Guide

Truck Accident Documentation Checklist

The first hour after a truck accident is when most of the evidence that matters is still intact: scene conditions, vehicle positions, witness recollections, and cargo condition. What gets documented in that window shapes the claim file for months.

Last reviewed: June 22, 2026

Plain-English summary

This checklist covers information to capture at the scene and records to preserve from the truck. It is not legal advice—safety and emergency services come first, and the insurer's claim contact and the carrier's legal counsel guide the claim process.

At the scene—what to capture when it is safe to do so

  • Overall scene photographs from multiple angles showing vehicle positions, road conditions, and any posted speed or signage
  • Close-up photos of damage to each vehicle involved
  • Roadway conditions: pavement markings, skid marks, debris, weather conditions, lighting
  • The other driver's name, license number, state, insurer name and policy number, and vehicle registration
  • Witness names and phone numbers before they leave the scene
  • Police report number and the officer's name and badge number

Truck and load records to pull immediately

  • Bill of lading and any freight documentation in the cab
  • Current driver's log or ELD record export covering the current shift and prior 24 hours
  • Most recent pre-trip inspection report completed before the trip
  • Dash cam footage—manually lock or copy relevant files before the system overwrites
  • Any dispatch communications about the current load or route

What not to do at or after the scene

  • Do not admit fault or discuss coverage with the other party or their insurer
  • Do not move freight or disturb cargo condition documentation without instructions from the claim adjuster
  • Do not delete, overwrite, or allow automatic overwrite of dash cam or ELD records
  • Do not give a recorded statement to the other party's insurer without first contacting your claim representative
  • Do not post scene photographs to social media—preserve them for the claim file

Who this guide helps

  • Drivers carrying an accident packet
  • Safety managers building claim procedures
  • Small fleets without a formal post-loss workflow

What this guide can clarify

  • Photos, reports, witness information, and vehicle details
  • Why documentation should be gathered before memory fades
  • How claim files use ordinary records

Where paperwork gets misread

What this guide does not replace

  • Emergency response training
  • Legal advice about fault
  • A replacement for insurer reporting instructions

Review mistakes to avoid

  • Taking only close-up damage photos
  • Not recording trailer, cargo, or road conditions
  • Forgetting witness and officer information
  • Letting video overwrite before export

Records to pull before you act

  • Driver instructions
  • Insurance ID cards
  • Photo checklist
  • Tow and repair contact process
  • Dash cam and ELD preservation steps

Questions to bring to the agent

  • Which records are time-sensitive?
  • Who uploads photos and reports?
  • Does the insurer need cargo, maintenance, or driver qualification records too?

Sources

Questions carriers ask

Should the driver give a recorded statement at the scene?

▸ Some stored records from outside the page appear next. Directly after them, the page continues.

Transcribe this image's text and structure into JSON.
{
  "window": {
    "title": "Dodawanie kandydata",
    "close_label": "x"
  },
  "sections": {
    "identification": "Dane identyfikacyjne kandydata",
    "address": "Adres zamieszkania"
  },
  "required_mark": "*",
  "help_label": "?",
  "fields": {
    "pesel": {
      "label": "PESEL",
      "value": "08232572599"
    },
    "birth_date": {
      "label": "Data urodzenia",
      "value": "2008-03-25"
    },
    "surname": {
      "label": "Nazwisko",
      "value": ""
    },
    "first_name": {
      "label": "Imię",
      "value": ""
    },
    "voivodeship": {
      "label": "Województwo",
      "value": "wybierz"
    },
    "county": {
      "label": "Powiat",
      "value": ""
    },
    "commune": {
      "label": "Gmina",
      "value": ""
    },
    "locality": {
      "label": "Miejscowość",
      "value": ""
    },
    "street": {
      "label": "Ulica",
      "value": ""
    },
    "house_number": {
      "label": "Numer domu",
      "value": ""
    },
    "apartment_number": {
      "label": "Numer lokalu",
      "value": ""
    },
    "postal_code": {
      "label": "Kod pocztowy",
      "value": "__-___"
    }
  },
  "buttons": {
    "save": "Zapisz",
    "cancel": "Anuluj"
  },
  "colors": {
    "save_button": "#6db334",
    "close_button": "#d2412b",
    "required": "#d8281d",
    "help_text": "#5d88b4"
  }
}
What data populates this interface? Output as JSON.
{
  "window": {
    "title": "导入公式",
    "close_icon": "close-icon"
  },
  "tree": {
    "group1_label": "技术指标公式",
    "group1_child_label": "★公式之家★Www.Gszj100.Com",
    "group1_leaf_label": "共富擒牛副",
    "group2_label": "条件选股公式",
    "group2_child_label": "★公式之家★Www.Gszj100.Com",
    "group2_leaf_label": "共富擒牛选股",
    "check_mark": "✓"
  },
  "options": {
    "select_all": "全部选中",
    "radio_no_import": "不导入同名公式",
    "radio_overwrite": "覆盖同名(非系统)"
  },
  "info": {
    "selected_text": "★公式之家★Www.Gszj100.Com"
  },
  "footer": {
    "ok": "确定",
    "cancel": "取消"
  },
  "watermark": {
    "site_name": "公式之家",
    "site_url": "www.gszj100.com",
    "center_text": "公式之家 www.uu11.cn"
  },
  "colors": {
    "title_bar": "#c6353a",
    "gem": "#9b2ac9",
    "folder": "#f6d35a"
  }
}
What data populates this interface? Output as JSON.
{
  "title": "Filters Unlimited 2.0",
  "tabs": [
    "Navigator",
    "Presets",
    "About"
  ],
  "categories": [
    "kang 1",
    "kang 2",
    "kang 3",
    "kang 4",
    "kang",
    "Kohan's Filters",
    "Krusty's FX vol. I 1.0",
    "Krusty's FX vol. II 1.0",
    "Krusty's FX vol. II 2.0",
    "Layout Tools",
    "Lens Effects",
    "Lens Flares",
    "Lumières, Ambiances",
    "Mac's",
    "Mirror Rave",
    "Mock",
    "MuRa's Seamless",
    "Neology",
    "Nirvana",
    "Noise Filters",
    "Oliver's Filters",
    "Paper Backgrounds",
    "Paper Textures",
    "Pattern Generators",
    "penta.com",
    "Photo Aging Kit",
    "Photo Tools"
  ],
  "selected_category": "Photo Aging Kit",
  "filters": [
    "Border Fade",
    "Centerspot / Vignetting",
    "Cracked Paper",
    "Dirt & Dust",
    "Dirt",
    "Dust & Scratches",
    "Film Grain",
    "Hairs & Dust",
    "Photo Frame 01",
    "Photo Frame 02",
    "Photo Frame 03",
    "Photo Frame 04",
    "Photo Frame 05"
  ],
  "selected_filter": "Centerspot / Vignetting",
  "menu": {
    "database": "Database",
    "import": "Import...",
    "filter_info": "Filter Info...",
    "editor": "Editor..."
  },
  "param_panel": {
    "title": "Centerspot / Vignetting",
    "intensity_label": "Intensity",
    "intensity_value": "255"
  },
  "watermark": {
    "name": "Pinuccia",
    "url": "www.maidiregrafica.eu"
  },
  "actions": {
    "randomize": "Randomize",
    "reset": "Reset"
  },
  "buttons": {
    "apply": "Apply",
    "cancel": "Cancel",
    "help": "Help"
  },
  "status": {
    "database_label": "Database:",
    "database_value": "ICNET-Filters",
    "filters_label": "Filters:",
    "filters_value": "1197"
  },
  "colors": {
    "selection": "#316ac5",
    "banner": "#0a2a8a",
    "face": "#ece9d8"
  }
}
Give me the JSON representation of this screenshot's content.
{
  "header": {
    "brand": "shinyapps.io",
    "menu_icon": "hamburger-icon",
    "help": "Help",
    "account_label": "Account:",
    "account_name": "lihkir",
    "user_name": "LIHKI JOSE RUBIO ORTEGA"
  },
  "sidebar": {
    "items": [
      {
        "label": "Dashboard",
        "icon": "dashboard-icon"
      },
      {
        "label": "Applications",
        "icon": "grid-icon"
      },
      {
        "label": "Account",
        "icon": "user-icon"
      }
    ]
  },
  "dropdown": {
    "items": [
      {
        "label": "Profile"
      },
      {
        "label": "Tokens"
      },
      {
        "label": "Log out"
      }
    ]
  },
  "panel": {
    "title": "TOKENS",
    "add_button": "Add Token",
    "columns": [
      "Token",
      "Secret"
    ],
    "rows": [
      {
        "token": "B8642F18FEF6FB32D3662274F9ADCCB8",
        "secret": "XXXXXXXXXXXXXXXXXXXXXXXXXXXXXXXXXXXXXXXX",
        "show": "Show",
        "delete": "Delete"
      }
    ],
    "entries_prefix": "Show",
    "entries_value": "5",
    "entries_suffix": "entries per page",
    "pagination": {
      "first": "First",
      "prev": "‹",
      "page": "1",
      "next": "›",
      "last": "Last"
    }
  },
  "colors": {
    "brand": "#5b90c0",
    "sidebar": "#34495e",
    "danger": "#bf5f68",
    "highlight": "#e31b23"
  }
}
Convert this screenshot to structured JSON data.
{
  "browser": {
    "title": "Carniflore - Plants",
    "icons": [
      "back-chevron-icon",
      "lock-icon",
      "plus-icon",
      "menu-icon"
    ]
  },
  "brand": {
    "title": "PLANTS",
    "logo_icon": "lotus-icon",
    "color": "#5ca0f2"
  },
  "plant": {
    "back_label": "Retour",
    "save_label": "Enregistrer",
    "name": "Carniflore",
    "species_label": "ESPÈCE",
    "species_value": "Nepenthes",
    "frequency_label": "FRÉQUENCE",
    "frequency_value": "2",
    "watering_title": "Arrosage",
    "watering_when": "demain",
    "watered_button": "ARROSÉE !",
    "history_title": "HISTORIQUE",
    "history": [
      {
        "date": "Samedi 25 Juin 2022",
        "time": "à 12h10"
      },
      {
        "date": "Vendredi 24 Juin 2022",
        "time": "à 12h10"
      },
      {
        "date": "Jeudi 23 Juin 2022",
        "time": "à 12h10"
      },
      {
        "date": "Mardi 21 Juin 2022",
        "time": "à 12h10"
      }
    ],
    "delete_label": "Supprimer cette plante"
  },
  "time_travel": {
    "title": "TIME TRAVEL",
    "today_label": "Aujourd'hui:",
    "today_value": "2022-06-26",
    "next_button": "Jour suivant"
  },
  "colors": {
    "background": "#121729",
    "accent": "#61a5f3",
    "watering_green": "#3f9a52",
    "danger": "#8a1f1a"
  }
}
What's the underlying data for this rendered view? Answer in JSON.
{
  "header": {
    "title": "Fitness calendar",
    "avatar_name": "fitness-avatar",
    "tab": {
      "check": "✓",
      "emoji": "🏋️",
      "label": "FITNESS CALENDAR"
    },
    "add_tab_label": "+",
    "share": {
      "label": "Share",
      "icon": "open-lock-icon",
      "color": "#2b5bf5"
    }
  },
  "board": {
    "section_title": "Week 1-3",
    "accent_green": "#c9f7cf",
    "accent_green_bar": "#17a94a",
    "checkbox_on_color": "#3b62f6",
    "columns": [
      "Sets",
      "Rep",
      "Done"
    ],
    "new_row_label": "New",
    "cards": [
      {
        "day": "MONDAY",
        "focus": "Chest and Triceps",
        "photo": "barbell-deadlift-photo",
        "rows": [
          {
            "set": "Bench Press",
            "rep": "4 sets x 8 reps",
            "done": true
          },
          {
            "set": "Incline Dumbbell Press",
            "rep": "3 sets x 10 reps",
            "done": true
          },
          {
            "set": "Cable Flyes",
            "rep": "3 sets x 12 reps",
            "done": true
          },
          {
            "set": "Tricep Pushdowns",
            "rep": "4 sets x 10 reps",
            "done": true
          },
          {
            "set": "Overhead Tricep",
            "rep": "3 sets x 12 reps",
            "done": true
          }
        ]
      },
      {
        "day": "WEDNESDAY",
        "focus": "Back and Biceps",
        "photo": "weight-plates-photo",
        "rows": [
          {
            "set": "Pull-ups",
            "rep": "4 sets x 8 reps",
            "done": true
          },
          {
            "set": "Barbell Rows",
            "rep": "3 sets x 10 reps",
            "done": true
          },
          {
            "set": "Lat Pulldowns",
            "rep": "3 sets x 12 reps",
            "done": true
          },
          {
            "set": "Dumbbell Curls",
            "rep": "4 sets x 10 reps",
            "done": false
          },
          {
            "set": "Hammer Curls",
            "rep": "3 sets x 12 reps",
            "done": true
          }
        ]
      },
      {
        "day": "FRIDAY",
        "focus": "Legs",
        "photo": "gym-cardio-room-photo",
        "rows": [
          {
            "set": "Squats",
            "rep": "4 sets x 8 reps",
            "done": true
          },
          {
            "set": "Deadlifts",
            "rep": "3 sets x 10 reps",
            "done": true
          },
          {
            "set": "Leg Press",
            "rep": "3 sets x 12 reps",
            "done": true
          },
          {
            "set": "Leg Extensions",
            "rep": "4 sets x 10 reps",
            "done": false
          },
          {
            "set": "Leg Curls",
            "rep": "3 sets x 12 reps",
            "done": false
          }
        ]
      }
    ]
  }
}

The driver should cooperate with law enforcement. For recorded statements to an insurer or attorney representing another party, contact the motor carrier or your insurer's claim contact first for guidance.

How long should accident records be kept?

FMCSA-regulated carriers must maintain an accident register. Pending claims should be retained as long as the claim is open. Consult legal counsel about additional retention requirements when litigation is involved.

What if the driver was involved in an accident but it was not the driver's fault?

Document everything regardless of who appears to be at fault. Fault determinations happen through the claim and legal process, not at the scene. A thorough documentation file protects the carrier in every scenario.